The Twins scored twice in the ninth with Max Kepler hitting a solo homer and Ehire Adrianza singling home a run with two outs, but it was too little, too late.
"They just found a way to keep scoring at the end," Molitor said. "We couldn't narrow the gap and get back in it. We made a little push in the ninth, but we couldn't get the tying run up there."

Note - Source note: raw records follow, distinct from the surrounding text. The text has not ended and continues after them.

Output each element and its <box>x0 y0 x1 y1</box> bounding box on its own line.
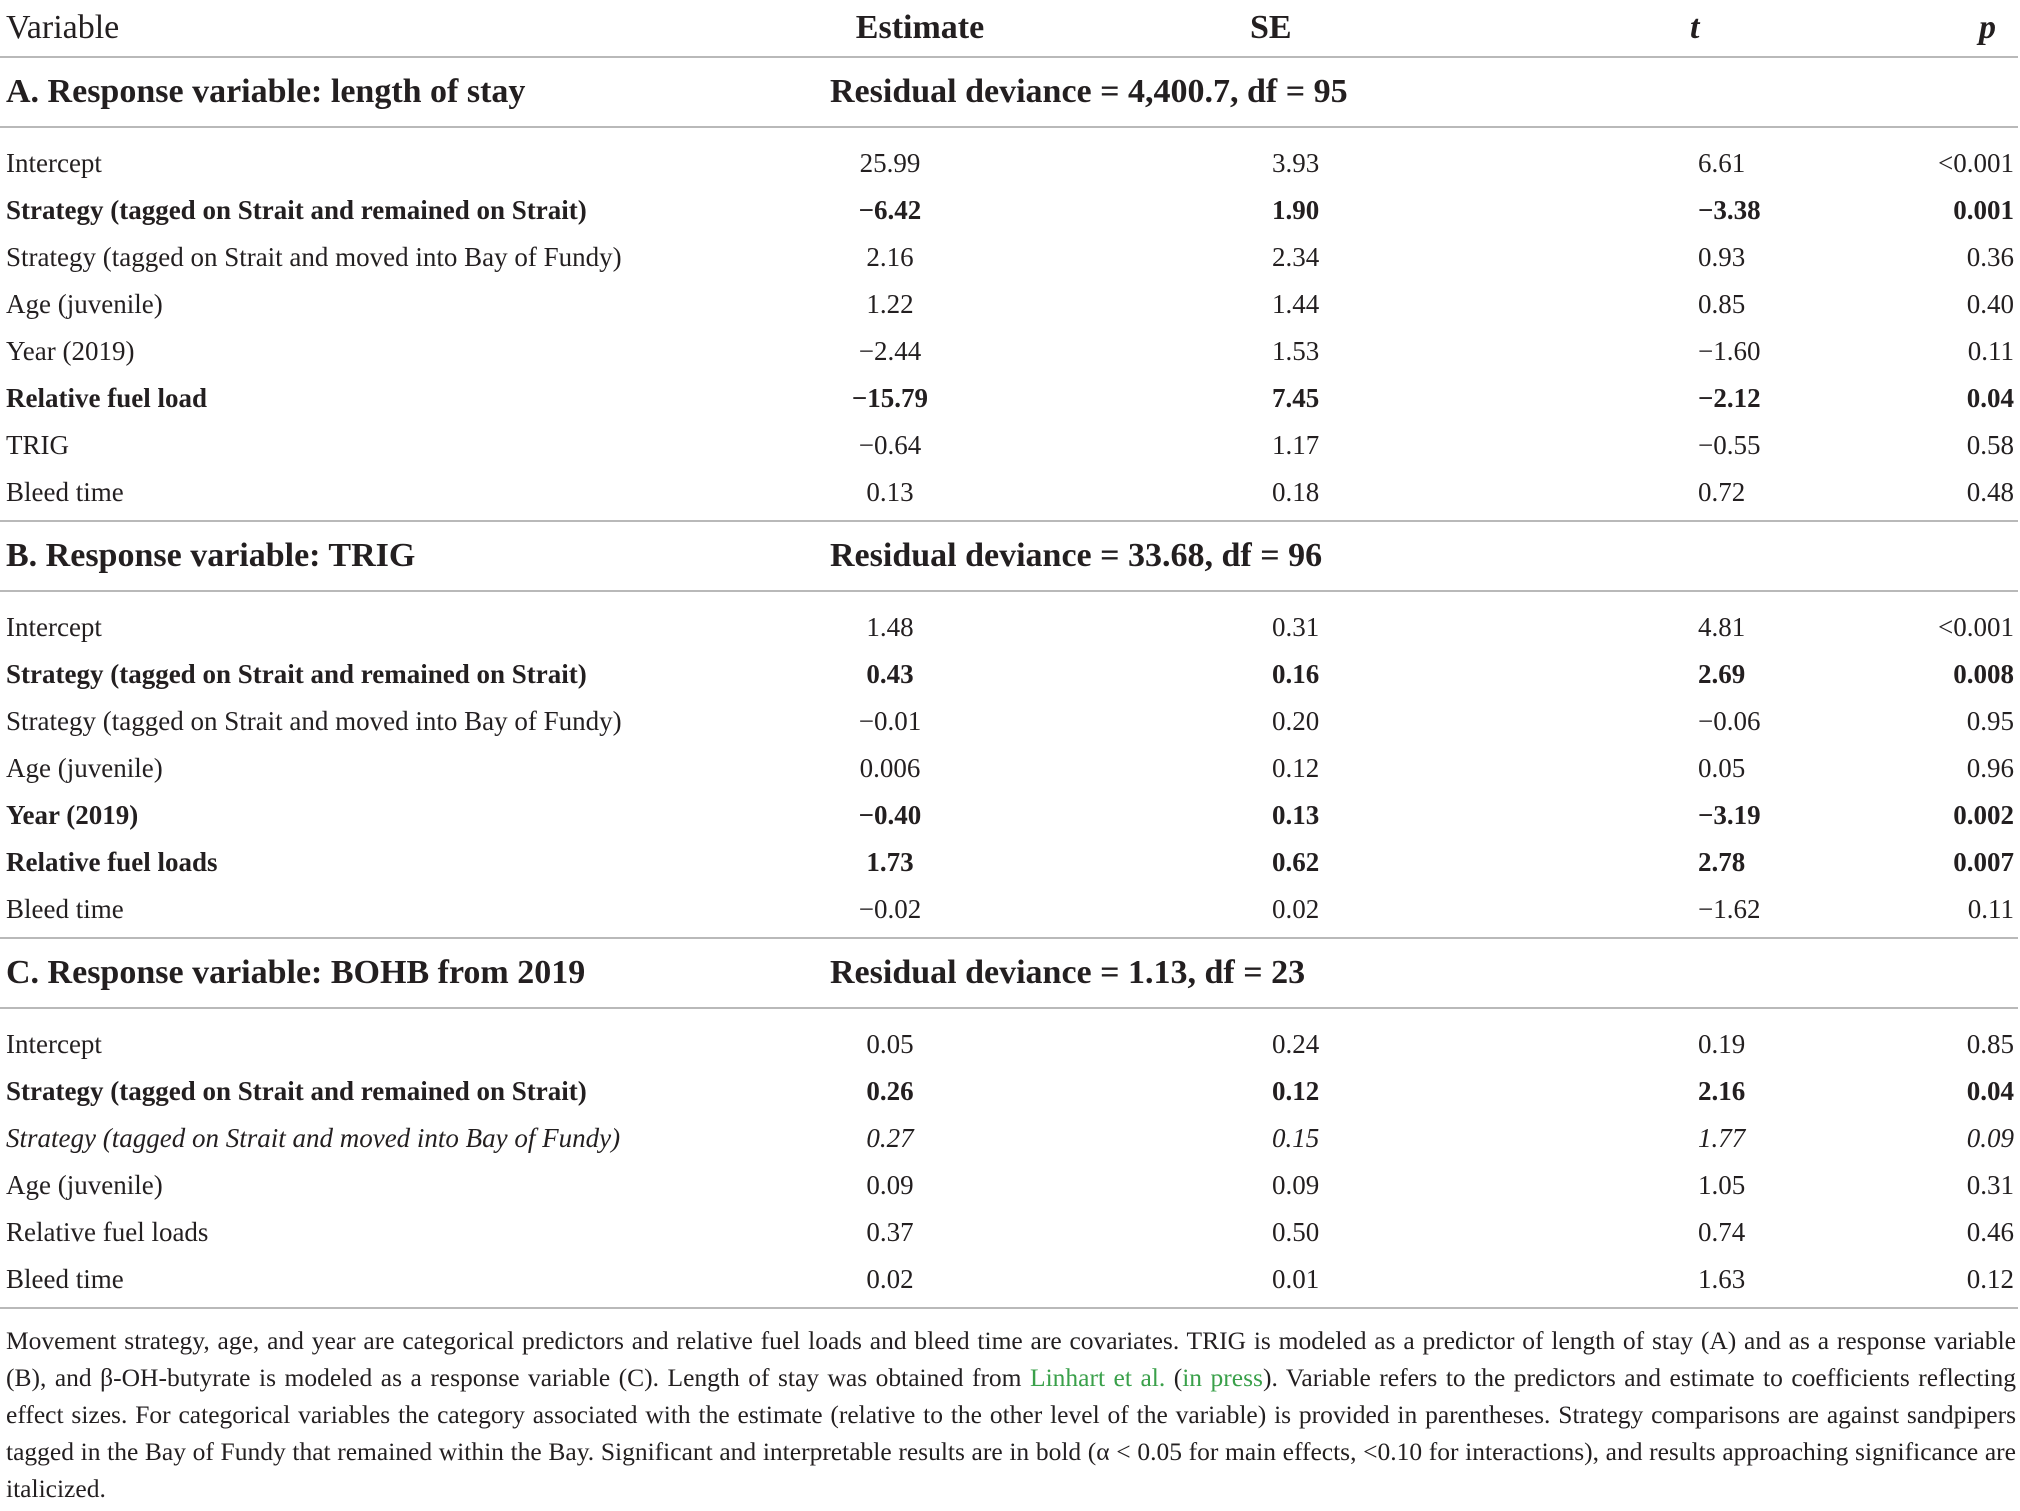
table-header <box>0 0 2018 57</box>
row-se: 0.20 <box>1272 706 1320 736</box>
table-row <box>0 281 2018 328</box>
section-spacer <box>1808 521 2018 591</box>
row-t: −0.06 <box>1698 706 1761 736</box>
row-estimate: −0.02 <box>740 886 1040 938</box>
row-p: 0.008 <box>1953 659 2014 689</box>
row-se: 0.24 <box>1272 1029 1320 1059</box>
section-title: A. Response variable: length of stay <box>0 57 740 127</box>
row-estimate: −6.42 <box>858 195 922 225</box>
row-t: 1.63 <box>1420 1256 1808 1308</box>
row-variable: Age (juvenile) <box>6 753 163 783</box>
row-variable: Age (juvenile) <box>6 1170 163 1200</box>
row-p: 0.12 <box>1808 1256 2018 1308</box>
row-variable: Bleed time <box>0 1256 740 1308</box>
row-estimate: −15.79 <box>851 383 929 413</box>
row-p: 0.09 <box>1966 1123 2014 1153</box>
row-variable: Bleed time <box>0 469 740 521</box>
row-p: 0.85 <box>1966 1029 2014 1059</box>
row-p: 0.40 <box>1966 289 2014 319</box>
row-t: 6.61 <box>1698 148 1746 178</box>
row-t: −3.38 <box>1698 195 1761 225</box>
row-t: 0.93 <box>1698 242 1746 272</box>
row-estimate: 0.27 <box>866 1123 914 1153</box>
table-body <box>0 57 2018 1308</box>
row-p: 0.007 <box>1953 847 2014 877</box>
section-header-row <box>0 521 2018 591</box>
row-t: 0.72 <box>1420 469 1808 521</box>
row-t: 2.78 <box>1698 847 1746 877</box>
row-variable: Year (2019) <box>6 336 135 366</box>
table-row <box>0 839 2018 886</box>
row-t: 1.05 <box>1698 1170 1746 1200</box>
row-t: 1.77 <box>1698 1123 1746 1153</box>
row-p: 0.36 <box>1966 242 2014 272</box>
header-se: SE <box>1040 0 1420 57</box>
row-variable: Strategy (tagged on Strait and moved into Bay of Fundy) <box>6 242 622 272</box>
row-se: 3.93 <box>1272 148 1320 178</box>
row-t: 0.85 <box>1698 289 1746 319</box>
section-title: B. Response variable: TRIG <box>0 521 740 591</box>
row-t: −1.60 <box>1698 336 1761 366</box>
row-p: 0.11 <box>1967 336 2014 366</box>
row-se: 0.13 <box>1272 800 1320 830</box>
row-variable: Strategy (tagged on Strait and moved into Bay of Fundy) <box>6 1123 621 1153</box>
row-se: 1.90 <box>1272 195 1320 225</box>
row-estimate: 0.43 <box>866 659 914 689</box>
citation-link-authors[interactable]: Linhart et al. <box>1030 1363 1166 1392</box>
row-estimate: 0.05 <box>866 1029 914 1059</box>
row-t: 0.19 <box>1698 1029 1746 1059</box>
row-p: <0.001 <box>1938 612 2014 642</box>
row-p: 0.58 <box>1966 430 2014 460</box>
row-estimate: 0.02 <box>740 1256 1040 1308</box>
row-variable: Strategy (tagged on Strait and remained on Strait) <box>6 659 587 689</box>
row-estimate: 0.37 <box>866 1217 914 1247</box>
row-p: 0.46 <box>1966 1217 2014 1247</box>
section-spacer <box>1808 57 2018 127</box>
row-p: 0.002 <box>1953 800 2014 830</box>
row-estimate: 2.16 <box>866 242 914 272</box>
row-se: 0.50 <box>1272 1217 1320 1247</box>
row-estimate: −2.44 <box>858 336 922 366</box>
table-row <box>0 127 2018 187</box>
row-variable: Age (juvenile) <box>6 289 163 319</box>
table-row <box>0 1115 2018 1162</box>
row-p: 0.11 <box>1808 886 2018 938</box>
table-row <box>0 469 2018 521</box>
table-row <box>0 651 2018 698</box>
row-variable: Year (2019) <box>6 800 139 830</box>
header-row <box>0 0 2018 57</box>
row-estimate: −0.01 <box>858 706 922 736</box>
row-variable: Strategy (tagged on Strait and remained on Strait) <box>6 1076 587 1106</box>
row-se: 2.34 <box>1272 242 1320 272</box>
row-estimate: 1.73 <box>866 847 914 877</box>
row-t: 0.74 <box>1698 1217 1746 1247</box>
row-se: 1.17 <box>1272 430 1320 460</box>
section-deviance: Residual deviance = 33.68, df = 96 <box>740 521 1808 591</box>
table-row <box>0 1008 2018 1068</box>
row-variable: Bleed time <box>0 886 740 938</box>
row-p: 0.96 <box>1966 753 2014 783</box>
table-row <box>0 422 2018 469</box>
row-t: −1.62 <box>1420 886 1808 938</box>
citation-link-in-press[interactable]: in press <box>1182 1363 1263 1392</box>
row-estimate: 0.13 <box>740 469 1040 521</box>
row-variable: Intercept <box>6 612 102 642</box>
row-p: 0.001 <box>1953 195 2014 225</box>
row-t: 0.05 <box>1698 753 1746 783</box>
table-row <box>0 698 2018 745</box>
row-se: 0.62 <box>1272 847 1320 877</box>
row-se: 0.18 <box>1040 469 1420 521</box>
footnote-text-2: ( <box>1165 1363 1183 1392</box>
row-se: 1.44 <box>1272 289 1320 319</box>
row-p: 0.04 <box>1966 383 2014 413</box>
row-variable: Relative fuel loads <box>6 847 218 877</box>
row-variable: Relative fuel load <box>6 383 207 413</box>
header-p: p <box>1808 0 2018 57</box>
table-row <box>0 745 2018 792</box>
row-p: <0.001 <box>1938 148 2014 178</box>
row-se: 0.01 <box>1040 1256 1420 1308</box>
row-variable: Intercept <box>6 1029 102 1059</box>
table-footnote <box>6 1322 2016 1507</box>
row-se: 7.45 <box>1272 383 1320 413</box>
row-p: 0.48 <box>1808 469 2018 521</box>
row-t: −3.19 <box>1698 800 1761 830</box>
row-estimate: −0.40 <box>858 800 922 830</box>
section-title: C. Response variable: BOHB from 2019 <box>0 938 740 1008</box>
section-header-row <box>0 57 2018 127</box>
table-row <box>0 187 2018 234</box>
row-variable: TRIG <box>6 430 69 460</box>
section-spacer <box>1808 938 2018 1008</box>
row-estimate: 0.09 <box>866 1170 914 1200</box>
row-estimate: 0.26 <box>866 1076 914 1106</box>
table-row <box>0 1256 2018 1308</box>
row-variable: Strategy (tagged on Strait and moved into Bay of Fundy) <box>6 706 622 736</box>
row-se: 0.12 <box>1272 1076 1320 1106</box>
table-row <box>0 591 2018 651</box>
footnote-text-3: ). Variable refers to the predictors and estimate to coefficients reflecting effect sizes. For categorical variables the category associated with the estimate (relative to the other level of the variable) is provided in parentheses. Strategy comparisons are against sandpipers tagged in the Bay of Fundy that remained within the Bay. Significant and interpretable results are in bold (α < 0.05 for main effects, <0.10 for interactions), and results approaching significance are italicized. <box>6 1363 2016 1503</box>
row-se: 0.16 <box>1272 659 1320 689</box>
row-estimate: −0.64 <box>858 430 922 460</box>
section-deviance: Residual deviance = 4,400.7, df = 95 <box>740 57 1808 127</box>
row-se: 0.15 <box>1272 1123 1320 1153</box>
row-se: 0.02 <box>1040 886 1420 938</box>
row-p: 0.04 <box>1966 1076 2014 1106</box>
header-estimate: Estimate <box>740 0 1040 57</box>
row-se: 0.09 <box>1272 1170 1320 1200</box>
table-row <box>0 1068 2018 1115</box>
row-t: 2.16 <box>1698 1076 1746 1106</box>
row-se: 0.31 <box>1272 612 1320 642</box>
header-variable: Variable <box>0 0 740 57</box>
row-estimate: 1.48 <box>866 612 914 642</box>
table-row <box>0 1162 2018 1209</box>
footnote-text-1: Movement strategy, age, and year are categorical predictors and relative fuel loads and bleed time are covariates. TRIG is modeled as a predictor of length of stay (A) and as a response variable (B), and β-OH-butyrate is modeled as a response variable (C). Length of stay was obtained from <box>6 1326 2016 1392</box>
row-variable: Strategy (tagged on Strait and remained on Strait) <box>6 195 587 225</box>
row-t: −2.12 <box>1698 383 1761 413</box>
table-row <box>0 1209 2018 1256</box>
row-p: 0.95 <box>1966 706 2014 736</box>
row-se: 0.12 <box>1272 753 1320 783</box>
row-variable: Relative fuel loads <box>6 1217 209 1247</box>
row-estimate: 0.006 <box>859 753 921 783</box>
row-t: 4.81 <box>1698 612 1746 642</box>
row-se: 1.53 <box>1272 336 1320 366</box>
section-header-row <box>0 938 2018 1008</box>
row-p: 0.31 <box>1966 1170 2014 1200</box>
table-row <box>0 234 2018 281</box>
row-estimate: 1.22 <box>866 289 914 319</box>
table-row <box>0 792 2018 839</box>
table-row <box>0 375 2018 422</box>
table-row <box>0 886 2018 938</box>
header-t: t <box>1420 0 1808 57</box>
row-estimate: 25.99 <box>859 148 921 178</box>
table-row <box>0 328 2018 375</box>
row-t: −0.55 <box>1698 430 1761 460</box>
section-deviance: Residual deviance = 1.13, df = 23 <box>740 938 1808 1008</box>
row-t: 2.69 <box>1698 659 1746 689</box>
row-variable: Intercept <box>6 148 102 178</box>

Gonsalves' outing was the shortest by a starting pitcher in an MLB debut since Mike Mayers of the Cardinals went 1 1/3 innings against the Dodgers on July 24, 2016. It was also the shortest by a Twins starter in a debut since Travis Miller lasted one inning against the Rangers on Aug. 25, '96.
HE SAID IT
"It's understandable. It's kind of amazing when you think about how much baseball you've played, and played at these dimensions. The mound doesn't change, but you get out there in a different environment, a big stadium and people, and expectations and realization of a dream. It can affect people, no matter what your demeanor or makeup is. It's something that everyone is going to respond to a little bit differently. I'm sure he's going to learn from it. I have a lot of confidence in that. We'll move forward. That's what I told him. He came in, and I'm sure he was a little bit upset with himself, but that's how you learn. That's hopefully how you get better." -- Molitor, on Gonsalves
After the makeup game in Minnesota on Monday, the Twins play the White Sox again on Tuesday in Chicago to start a two-game series that begins at 7:10 p.m. CT at Guaranteed Rate Field. Right-hander Jose Berrios (11-8, 3.75 ERA) starts for Minnesota and is looking to bounce back from a pair of shaky outings. Highly-touted prospect Michael Kopech starts for the White Sox in his Major League debut.